In Brian Davies book, The Philosophy of Religion, the author states that in dealing with this type of subject, literature tends to concentrate on the area of mystical experience. This is to be understood as that in the state of the experience, all distinctions are transcended, even those between subject and object. In the light of my own experience, I would say that it was a mystical experience. When I say mystical I mean that it was a rare happening, and one in which a great difficulty prevails towards the exposure of its full meaning and content. This content was not of seeing or hearing God, but more so, of a presence which I could interpret as being from God, but not exactly God. I could also say that this was a part of God’s activity working through the non-objective openness of his subject. In other words, at that time I was willing to meet God unconditionally, and at the same time being totally unaware of such a possibility actually happening. The encounter itself was not a fearful experience, but one of gentleness, acceptance and love. A definite feeling of having been freed from a soul-destroying feeling of hatred. A fulfilment of reconciliation between me and the subject of my hatred. This in itself came as a personal request made devoutly in prayer to God. This was all I asked from him, nothing more but to be freed from this state of discontentment.

Was This a Religious or Spiritual Experience?

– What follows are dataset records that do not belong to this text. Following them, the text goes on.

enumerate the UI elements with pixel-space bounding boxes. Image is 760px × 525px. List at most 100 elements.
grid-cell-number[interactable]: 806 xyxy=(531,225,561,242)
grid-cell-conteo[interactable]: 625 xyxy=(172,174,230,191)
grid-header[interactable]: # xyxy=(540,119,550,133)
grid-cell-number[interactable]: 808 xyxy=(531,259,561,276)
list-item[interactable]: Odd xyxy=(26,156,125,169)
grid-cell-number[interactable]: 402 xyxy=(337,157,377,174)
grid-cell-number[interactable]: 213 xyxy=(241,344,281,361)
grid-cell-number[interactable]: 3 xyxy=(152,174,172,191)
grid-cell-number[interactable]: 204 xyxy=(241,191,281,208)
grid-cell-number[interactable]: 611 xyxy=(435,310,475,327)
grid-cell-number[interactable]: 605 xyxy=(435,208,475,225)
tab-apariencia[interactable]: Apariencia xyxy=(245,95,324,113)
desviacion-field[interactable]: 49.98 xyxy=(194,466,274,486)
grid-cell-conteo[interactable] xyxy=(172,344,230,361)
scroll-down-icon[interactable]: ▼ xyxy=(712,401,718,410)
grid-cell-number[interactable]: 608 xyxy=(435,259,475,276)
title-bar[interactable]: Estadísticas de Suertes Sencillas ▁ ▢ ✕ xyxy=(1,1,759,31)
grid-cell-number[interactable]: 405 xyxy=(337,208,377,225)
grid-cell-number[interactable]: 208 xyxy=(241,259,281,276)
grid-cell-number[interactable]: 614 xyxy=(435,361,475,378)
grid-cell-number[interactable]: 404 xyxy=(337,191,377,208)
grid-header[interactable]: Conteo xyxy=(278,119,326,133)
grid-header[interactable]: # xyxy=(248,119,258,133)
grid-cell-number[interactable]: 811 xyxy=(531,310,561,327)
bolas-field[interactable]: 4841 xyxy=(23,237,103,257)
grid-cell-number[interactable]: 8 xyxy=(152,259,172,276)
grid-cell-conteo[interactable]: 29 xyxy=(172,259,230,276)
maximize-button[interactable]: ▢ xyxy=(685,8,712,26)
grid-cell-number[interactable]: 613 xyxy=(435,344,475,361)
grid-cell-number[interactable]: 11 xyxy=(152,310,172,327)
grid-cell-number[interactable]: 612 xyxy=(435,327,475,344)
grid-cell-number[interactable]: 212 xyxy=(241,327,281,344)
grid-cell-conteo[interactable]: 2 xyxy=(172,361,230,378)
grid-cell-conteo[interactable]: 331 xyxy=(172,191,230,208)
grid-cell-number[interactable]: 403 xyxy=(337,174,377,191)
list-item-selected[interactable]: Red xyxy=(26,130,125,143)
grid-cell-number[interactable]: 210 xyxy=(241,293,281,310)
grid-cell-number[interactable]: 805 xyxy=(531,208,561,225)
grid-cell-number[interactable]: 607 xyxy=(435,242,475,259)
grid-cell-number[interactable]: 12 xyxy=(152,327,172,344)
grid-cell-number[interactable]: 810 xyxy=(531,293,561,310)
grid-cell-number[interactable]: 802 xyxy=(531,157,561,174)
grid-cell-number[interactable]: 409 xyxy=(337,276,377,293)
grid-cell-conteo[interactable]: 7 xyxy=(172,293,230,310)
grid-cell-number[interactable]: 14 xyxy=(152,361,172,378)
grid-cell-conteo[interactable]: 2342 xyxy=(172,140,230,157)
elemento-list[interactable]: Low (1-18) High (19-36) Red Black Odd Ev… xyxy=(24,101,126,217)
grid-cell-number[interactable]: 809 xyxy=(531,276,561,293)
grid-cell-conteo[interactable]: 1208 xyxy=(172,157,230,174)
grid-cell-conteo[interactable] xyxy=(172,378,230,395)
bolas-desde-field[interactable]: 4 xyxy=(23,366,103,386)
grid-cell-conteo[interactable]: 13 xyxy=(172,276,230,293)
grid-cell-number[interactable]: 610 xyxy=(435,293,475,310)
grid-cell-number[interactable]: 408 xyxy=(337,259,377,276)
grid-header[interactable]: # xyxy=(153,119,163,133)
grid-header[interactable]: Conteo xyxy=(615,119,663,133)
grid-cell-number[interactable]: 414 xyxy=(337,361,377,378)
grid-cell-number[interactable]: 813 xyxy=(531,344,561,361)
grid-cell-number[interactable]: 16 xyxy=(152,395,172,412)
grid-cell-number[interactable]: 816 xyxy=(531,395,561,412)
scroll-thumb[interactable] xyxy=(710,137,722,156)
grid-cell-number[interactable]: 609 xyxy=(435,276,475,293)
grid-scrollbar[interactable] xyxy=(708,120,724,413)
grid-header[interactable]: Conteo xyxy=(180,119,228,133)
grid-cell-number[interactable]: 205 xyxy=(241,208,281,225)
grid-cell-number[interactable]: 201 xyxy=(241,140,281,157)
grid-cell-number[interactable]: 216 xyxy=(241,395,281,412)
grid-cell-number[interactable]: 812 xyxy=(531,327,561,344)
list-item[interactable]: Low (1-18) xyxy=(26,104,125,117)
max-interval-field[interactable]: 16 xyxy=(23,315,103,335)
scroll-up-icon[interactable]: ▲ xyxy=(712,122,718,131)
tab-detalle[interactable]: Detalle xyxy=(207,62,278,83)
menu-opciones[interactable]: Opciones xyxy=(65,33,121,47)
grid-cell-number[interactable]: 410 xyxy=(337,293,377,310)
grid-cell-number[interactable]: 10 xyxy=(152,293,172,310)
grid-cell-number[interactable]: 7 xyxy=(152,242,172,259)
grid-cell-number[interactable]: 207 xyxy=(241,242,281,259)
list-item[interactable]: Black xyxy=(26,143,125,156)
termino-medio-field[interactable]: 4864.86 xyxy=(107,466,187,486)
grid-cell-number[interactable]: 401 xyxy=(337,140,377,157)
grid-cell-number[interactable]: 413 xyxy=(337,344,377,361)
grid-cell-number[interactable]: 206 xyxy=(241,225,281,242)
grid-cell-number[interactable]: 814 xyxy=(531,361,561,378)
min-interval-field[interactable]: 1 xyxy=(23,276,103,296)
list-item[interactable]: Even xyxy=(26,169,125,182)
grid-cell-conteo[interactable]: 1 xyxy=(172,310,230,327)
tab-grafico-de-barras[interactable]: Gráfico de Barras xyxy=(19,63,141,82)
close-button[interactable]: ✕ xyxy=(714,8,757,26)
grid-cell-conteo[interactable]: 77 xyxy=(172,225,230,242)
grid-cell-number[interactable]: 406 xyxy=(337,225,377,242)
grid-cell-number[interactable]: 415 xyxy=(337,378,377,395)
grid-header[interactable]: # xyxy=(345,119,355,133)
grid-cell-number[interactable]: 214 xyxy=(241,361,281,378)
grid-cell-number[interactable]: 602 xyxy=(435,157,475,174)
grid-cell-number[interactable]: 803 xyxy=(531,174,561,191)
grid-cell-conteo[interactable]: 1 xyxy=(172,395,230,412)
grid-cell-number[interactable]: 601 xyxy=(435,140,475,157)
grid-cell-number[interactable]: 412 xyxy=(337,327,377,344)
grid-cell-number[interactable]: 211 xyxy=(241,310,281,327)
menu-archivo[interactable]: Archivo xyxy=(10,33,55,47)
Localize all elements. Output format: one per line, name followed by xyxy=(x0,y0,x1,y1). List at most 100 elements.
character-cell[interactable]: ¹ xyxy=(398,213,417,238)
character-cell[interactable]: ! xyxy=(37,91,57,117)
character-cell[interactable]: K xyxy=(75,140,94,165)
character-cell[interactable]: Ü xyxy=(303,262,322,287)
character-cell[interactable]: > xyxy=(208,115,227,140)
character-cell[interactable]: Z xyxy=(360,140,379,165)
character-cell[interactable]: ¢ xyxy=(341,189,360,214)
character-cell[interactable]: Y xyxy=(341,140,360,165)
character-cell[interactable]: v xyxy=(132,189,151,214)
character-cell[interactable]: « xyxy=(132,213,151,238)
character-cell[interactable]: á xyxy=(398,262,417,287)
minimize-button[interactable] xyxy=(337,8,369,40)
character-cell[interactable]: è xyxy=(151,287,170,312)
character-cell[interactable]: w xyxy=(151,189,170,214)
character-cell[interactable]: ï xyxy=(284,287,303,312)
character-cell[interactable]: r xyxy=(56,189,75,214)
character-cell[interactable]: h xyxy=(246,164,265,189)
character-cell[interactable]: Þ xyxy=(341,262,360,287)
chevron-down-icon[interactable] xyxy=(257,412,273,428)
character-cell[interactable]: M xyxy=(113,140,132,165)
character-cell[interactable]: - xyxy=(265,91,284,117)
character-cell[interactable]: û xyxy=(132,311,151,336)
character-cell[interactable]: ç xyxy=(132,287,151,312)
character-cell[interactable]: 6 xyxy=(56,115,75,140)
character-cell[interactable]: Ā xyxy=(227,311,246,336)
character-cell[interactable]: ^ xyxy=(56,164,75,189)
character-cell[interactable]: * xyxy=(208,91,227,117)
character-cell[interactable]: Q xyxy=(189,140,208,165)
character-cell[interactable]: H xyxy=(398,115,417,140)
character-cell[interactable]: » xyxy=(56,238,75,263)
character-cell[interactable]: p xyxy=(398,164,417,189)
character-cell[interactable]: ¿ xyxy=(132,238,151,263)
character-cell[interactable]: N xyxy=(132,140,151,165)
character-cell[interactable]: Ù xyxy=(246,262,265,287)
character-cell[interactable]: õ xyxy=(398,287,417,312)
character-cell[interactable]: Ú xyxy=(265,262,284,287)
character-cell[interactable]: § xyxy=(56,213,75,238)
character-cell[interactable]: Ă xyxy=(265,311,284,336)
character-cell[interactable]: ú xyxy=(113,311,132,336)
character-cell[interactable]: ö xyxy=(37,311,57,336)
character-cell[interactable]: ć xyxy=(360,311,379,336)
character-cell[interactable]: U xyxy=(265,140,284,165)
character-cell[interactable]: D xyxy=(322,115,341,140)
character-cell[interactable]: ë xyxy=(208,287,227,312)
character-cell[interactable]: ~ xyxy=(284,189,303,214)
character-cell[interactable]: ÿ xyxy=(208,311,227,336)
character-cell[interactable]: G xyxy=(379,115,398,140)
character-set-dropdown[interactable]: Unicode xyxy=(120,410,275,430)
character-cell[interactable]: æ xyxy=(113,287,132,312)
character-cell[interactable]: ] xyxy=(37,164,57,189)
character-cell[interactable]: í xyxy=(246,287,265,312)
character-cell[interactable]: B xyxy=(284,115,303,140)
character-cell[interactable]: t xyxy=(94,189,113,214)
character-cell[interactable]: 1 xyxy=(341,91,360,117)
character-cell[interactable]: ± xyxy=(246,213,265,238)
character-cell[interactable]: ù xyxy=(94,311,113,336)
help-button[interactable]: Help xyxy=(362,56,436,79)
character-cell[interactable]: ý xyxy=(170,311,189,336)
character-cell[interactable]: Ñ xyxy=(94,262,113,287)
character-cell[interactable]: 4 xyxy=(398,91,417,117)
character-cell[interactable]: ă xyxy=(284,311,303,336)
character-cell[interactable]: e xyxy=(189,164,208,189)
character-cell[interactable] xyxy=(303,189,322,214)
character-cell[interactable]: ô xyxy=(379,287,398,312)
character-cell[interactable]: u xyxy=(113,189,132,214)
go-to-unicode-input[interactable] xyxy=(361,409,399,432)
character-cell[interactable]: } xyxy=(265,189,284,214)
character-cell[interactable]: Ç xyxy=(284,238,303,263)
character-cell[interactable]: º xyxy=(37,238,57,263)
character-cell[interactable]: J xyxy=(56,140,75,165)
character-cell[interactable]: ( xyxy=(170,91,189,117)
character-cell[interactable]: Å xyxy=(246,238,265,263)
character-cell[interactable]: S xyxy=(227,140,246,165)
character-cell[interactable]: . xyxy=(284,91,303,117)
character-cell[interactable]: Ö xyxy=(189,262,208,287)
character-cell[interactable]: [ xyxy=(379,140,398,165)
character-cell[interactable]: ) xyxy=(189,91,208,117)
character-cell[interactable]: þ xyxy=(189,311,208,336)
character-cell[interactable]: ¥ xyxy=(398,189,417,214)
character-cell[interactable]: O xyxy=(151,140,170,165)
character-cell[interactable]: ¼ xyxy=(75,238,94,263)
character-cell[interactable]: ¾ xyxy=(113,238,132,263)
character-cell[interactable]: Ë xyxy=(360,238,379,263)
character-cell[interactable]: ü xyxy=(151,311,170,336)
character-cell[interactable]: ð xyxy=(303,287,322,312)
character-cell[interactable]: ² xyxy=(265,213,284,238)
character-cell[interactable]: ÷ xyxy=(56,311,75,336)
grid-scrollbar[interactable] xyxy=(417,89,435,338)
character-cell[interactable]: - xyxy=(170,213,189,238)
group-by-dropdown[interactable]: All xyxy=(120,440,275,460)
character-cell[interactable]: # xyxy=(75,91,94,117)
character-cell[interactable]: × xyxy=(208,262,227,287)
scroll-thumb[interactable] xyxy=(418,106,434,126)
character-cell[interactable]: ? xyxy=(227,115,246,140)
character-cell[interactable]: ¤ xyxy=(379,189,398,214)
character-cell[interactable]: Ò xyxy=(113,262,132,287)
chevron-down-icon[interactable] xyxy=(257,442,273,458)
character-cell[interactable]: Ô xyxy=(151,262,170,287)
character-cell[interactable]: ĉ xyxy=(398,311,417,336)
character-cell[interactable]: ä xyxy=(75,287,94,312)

Personally, I would say both. Over the years leading on from this experience, there has been within me a certain tension. This tension very often withdraws me from my past views on that which I see to be as religious. It is much easier for me to explain or describe a religious experience more so than that of it being a spiritual one. With religion, we have a theological backbone to support and express our experiences as they are to be experienced within a structured faith. But with spirituality, there is really no formulated theology. Spirituality for me is where I come into contact with God within an unconditionally structured source. Although, religion is a framework which enables us to seek God. As a runway enables a plane to achieve flight, so too, does our religious convictions enable us to find God. But we must be willing to leave the runway in order to attain flight and achieve the higher altitudes of our faith.


It has been through the integration of spirituality, which has lead me to a greater awareness of who I am, who God maybe, and to the beauty of ‘human nature’. I think that through my own personal realisation of God that the beliefs I inherited at birth, have in themselves, gradually come to pass. They are but in themselves memories, just as words in themselves are inadequate descriptions of what reality is. And in time when I look back at this very essay, it to will be but a memory of that time in my life when I had known God in that way. But I am a changing man, and it is only through the openness to change that one comes to a gradual awareness of oneself, and in doing so, openly encounters God.